Each of the band’s albums represent a unique, cohesive theme with “Bad Blood’s” cinematic playability and “Wild World’s” political motifs, and “Doom Days” was no different. The 11 tracks on “Doom Days” capture the emotional and chaotic turbulence of a party and night out. Each song is set at a different time in the night, starting with “Quarter Past Midnight.” The conceptual nature of the album translated to an atmospheric show that benefited from the wide range of emotions and sounds. Lead singer and writer of the album, Dan Smith, started off the show with the aforementioned single, setting the turbulent tone for the rest of the night.
The venue’s set-up was deceptively simple with a large screen backdrop, a rotating platform in the center, an old-fashioned TV set to the side and the band’s members scattered around the stage. In comparison, “Wild World” had a large, triangular collection of screens above the stage. However, as the show commenced, I realized the effectiveness of the set. The screen was sufficient in delivering bright and eccentric graphics that accompanied the songs, from a window showing the night sky to some of the lyrics to the songs. The show was set up between three acts, with instrumental intros played by drummer Chris “Woody” Wood, pianist Kyle Simmons and guitarist Will Farquarson and a clock on the screen displaying the time of night that the songs are set.

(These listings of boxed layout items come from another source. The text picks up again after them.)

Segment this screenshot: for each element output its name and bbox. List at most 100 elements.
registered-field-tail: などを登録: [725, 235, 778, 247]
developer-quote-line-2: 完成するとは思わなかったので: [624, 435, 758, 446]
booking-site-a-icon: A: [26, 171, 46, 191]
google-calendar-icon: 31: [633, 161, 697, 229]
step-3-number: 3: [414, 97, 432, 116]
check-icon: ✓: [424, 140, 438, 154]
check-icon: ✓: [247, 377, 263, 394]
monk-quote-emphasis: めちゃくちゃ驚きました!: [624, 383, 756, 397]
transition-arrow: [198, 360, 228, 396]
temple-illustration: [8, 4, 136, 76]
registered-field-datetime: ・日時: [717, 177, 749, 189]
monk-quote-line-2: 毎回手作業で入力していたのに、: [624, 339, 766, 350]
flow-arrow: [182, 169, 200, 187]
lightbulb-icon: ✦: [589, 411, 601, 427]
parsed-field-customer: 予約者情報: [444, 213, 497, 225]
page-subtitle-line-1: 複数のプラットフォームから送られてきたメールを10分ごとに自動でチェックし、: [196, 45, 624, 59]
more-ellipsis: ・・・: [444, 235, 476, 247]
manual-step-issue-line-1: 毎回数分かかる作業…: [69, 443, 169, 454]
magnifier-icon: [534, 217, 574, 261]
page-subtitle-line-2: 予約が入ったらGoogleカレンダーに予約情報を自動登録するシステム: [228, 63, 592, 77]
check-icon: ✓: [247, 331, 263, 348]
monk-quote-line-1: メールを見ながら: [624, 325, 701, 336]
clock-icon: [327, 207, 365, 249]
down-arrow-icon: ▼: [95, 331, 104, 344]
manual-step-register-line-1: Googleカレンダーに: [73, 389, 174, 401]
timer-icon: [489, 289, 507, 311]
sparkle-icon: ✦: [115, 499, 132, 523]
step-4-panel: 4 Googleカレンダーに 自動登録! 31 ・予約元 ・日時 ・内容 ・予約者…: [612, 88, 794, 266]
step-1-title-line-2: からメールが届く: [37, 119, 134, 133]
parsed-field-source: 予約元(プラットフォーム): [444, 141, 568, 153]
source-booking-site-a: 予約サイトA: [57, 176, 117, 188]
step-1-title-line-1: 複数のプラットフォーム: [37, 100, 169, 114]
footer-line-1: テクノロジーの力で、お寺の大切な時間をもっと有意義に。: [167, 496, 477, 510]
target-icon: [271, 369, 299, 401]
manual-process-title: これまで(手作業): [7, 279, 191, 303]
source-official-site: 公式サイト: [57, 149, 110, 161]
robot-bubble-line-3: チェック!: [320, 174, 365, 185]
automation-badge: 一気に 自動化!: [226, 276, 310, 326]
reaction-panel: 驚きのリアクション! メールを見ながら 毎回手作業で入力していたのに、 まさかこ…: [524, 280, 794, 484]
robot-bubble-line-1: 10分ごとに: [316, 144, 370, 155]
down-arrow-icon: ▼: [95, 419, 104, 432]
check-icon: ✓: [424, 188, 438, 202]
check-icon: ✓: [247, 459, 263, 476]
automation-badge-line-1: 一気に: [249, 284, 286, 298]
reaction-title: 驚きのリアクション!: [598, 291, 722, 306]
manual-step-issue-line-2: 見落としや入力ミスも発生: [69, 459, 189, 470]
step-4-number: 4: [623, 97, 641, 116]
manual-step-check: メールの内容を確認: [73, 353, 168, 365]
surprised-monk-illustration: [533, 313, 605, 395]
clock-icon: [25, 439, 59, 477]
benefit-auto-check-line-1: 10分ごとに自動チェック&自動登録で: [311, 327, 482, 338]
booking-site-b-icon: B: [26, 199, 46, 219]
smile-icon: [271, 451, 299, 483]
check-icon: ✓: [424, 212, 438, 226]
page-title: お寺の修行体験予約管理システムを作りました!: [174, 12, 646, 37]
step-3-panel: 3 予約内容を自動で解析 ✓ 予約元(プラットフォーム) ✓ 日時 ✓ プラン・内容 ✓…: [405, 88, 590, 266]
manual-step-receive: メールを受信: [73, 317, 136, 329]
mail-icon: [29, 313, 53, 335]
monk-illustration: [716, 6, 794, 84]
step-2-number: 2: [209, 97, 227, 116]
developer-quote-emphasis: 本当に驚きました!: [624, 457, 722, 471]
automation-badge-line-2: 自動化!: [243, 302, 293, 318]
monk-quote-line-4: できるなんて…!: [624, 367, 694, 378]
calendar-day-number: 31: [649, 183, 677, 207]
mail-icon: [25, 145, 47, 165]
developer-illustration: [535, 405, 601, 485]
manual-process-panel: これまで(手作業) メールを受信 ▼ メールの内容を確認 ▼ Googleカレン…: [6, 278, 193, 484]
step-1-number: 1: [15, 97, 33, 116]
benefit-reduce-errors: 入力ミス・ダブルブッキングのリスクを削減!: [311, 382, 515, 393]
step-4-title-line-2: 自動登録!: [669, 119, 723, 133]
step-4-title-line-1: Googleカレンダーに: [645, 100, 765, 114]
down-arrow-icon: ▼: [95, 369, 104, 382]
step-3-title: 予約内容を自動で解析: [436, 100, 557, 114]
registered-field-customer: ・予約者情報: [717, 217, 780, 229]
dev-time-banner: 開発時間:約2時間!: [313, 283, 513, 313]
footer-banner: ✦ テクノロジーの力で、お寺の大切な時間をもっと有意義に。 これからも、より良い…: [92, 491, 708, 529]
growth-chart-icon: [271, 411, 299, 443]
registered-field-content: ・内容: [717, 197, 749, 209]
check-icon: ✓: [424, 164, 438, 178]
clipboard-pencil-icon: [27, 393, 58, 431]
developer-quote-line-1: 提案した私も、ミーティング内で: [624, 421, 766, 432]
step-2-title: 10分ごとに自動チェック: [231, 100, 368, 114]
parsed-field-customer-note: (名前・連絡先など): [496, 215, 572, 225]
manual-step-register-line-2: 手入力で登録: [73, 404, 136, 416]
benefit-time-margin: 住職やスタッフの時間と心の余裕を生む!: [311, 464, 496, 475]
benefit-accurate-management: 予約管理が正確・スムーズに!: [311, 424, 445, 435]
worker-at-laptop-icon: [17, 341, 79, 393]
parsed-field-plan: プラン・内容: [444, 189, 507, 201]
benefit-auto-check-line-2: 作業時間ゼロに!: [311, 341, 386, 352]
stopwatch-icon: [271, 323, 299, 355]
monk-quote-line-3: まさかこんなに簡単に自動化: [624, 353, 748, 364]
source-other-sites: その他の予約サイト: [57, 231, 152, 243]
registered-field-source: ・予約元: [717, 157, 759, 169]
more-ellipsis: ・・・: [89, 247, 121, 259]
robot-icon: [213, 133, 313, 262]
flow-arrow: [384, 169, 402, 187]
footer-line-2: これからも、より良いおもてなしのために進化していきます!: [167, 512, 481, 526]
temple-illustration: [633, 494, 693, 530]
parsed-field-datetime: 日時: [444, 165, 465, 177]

The band’s connection to crowd and fans fueled the inviting and intoxicating atmosphere of the performance. Right from the start, you can tell that the band has fun performing with each other, which in turn energized the crowd. All of the band members got to address the crowd and their music and they often riffed off of each other, making us feel like part of the show. During the sentimental “4AM,” Smith sat right on the edge of the stage, increasing the intimacy of the song and its emotions. He entered the crowd during the fan-favorite “Flaws” from the band’s first album, which is quite fitting for the song’s message of acceptance.
Bastille demonstrated a range of sound throughout the night with more upbeat songs like “Send Them Off!,” “Good Grief,” “Joy” and “Of the Night” and more sentimental and emotional songs like “Things We Lost in the Fire,” “A Million Pieces,” “The Anchor” and “The Waves.” The fact that the energy didn’t let down the whole night only elevated the euphoric quality of the music.
The stage set came into play with the melancholy “Those Nights,” as Smith sprawled out on a couch that was placed on the rotating platform, the seemingly increasing speed of the turning adding to the crescendo of the song about being alone. The dramatic “Two Evils” featured Smith sitting atop a staircase, center-stage with a spotlight. With Smith running from one side of the stage to the other and jumping off of the platform, Farquarson playing his own solos center-stage and Simmons goofing off with Woody, there’s no way you couldn’t get swept up in the apocalyptic chaos of “Doom Days.”
Bastille, along with a few other artists in the industry, is known as one of the token “existentialist” musicians, with surreal, melodramatic music that evokes an almost immortal nature – with songs alluding to Greek mythology, soaring orchestral and choir accompaniments and whimsical imagery, how could they not earn this title? The “Doom Days” tour, which captures all of these fantastical elements, shows that band has truly mastered the idea of, “the world is ending, so why don’t we have a good time?” If Bastille is playing during our demise, I guess I wouldn’t mind.